沒人知道他傻愣愣地這麽站在朱雀大街的正中央淋雨,是作何。
終於,雨簾的深處,傳來一聲歎氣。
少一被雨水澆灌的臉上露出了笑容,他伸手,抹去臉上的雨水,然後,大步從容地向著那聲歎氣的相反方向走去。
背上的赤焰和少康二劍也似乎感覺到了什麽,它們開始劇烈地顫抖、嗡鳴起來。
“噌——”
少康出其不意地飛身出鞘……
一顆顆雨滴砸在少康劍冰冷的劍刃上,劍刃上面,片刻的功夫匯聚起涓涓細流……
突然,劍刃上的溪流開始倒流,就連朱雀大街青石板上的雨水也同時被少康劍給吸了起來,好大的力道!
起初,雨水在少一的手腕處聚集,之後,竟然越積越多,在他停下腳步時,已然匯聚而成一條氣勢浩浩的水龍……
水龍出手腕,繞少康劍遊走。
少一凝渾身之力舉起握住少康劍的右臂,此時,力量之大竟致雨水止、四下死寂!
“吼——”
一條水龍在少一身前衝出, 奔向夜空,發出震耳欲聾的聲音,片刻間,就撕碎了那短暫的死寂。
此時,少一手中的少康劍如流水一般舞動著,原來,他用少康劍在眼前的虛空處畫了一個大大的梅花結……
這不正是當年何仙姑打結的方式嗎?!!
未了,少康一個劍體回勾,得!梅花結成!
少一順勢刺出,梅花結化作一張悍然大網,奔那身影而去。
“嗷——”
那個站立著的、隱藏了許久的魔族武士面對一個弱少年死纏爛打的盯梢,終於不得不露出了自己的本來面貌,他嘶吼著揮舞手中的巨斧,向對面的少一奔來……
“收!”少一舉起少康劍大喊。
那張無形的水龍大網將高大的魔族武士撲了個正著,死死捆住武士,全不管他死命地想要掙脫……
少一再次舉起少康指向夜空,猛地劃出一個弧線,此時,水龍仿佛被少一喚起了靈性,在劍氣的指引下由氣勢浩浩增大為氣勢洶洶,直奔魔族武士而去。
少一臉繃得緊緊的,直到水龍從魔族武士胸口穿出。

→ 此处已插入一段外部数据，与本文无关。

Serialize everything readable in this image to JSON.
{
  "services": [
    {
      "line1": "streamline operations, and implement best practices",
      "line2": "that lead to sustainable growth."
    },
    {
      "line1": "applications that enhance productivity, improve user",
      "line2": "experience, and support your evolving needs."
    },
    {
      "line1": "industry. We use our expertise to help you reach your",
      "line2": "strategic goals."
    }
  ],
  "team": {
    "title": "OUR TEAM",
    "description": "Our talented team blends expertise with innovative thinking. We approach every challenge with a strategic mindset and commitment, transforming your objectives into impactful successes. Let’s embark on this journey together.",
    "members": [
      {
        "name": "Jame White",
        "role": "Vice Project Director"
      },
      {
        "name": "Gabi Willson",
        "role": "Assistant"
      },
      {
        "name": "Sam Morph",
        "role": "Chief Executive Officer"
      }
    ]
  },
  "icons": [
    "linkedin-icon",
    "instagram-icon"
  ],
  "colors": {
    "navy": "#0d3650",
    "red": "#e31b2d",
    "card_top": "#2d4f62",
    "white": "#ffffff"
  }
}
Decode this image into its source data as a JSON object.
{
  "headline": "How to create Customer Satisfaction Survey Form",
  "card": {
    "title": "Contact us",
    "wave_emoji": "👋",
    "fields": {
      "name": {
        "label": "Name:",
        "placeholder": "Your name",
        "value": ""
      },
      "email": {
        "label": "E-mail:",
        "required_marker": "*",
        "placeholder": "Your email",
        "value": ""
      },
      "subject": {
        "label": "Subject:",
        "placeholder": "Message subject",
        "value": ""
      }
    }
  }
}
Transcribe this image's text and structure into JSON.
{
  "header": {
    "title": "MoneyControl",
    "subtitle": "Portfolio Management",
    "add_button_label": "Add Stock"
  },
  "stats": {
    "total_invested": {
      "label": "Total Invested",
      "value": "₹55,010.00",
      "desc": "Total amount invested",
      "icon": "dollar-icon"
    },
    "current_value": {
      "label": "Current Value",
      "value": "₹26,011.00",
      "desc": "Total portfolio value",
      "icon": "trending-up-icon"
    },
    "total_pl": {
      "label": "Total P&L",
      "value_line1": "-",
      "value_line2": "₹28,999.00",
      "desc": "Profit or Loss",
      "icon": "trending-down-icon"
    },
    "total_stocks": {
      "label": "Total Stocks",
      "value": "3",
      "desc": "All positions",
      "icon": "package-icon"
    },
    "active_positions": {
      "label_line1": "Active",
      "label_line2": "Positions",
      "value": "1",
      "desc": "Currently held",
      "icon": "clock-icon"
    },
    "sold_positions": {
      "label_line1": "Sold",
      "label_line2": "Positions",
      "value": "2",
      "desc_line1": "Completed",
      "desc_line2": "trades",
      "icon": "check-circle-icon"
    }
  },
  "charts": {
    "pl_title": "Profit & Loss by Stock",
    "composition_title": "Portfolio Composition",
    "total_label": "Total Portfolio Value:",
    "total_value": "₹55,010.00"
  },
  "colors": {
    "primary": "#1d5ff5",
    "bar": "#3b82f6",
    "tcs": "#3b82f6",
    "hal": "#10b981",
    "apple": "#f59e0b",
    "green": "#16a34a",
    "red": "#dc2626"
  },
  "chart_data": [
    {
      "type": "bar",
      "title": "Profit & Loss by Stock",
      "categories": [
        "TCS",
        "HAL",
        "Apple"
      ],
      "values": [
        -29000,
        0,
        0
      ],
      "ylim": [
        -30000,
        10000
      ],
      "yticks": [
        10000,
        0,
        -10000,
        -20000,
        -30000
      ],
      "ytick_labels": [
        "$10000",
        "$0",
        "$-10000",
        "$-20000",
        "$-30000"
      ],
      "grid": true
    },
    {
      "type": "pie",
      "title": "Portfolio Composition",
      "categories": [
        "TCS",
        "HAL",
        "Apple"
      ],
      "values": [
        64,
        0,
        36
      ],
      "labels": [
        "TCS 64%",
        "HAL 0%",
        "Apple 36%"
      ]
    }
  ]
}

隨著那高大的身軀重重地砸在青石板街面上,少一臉上的神色才稍或緩和。
收起少康劍,扭頭看了一眼朱雀大街的南端、那雨簾的深處,然後,少一頭也不回地大步向薦福寺走去。
他清楚,朱雀街南端的那個身影早在他出現之前就已經在那裡啦。
也正因如此,他才肯等待這麽久,才敢憑一把少康劍出招,去砥礪拚死,一戰魔族!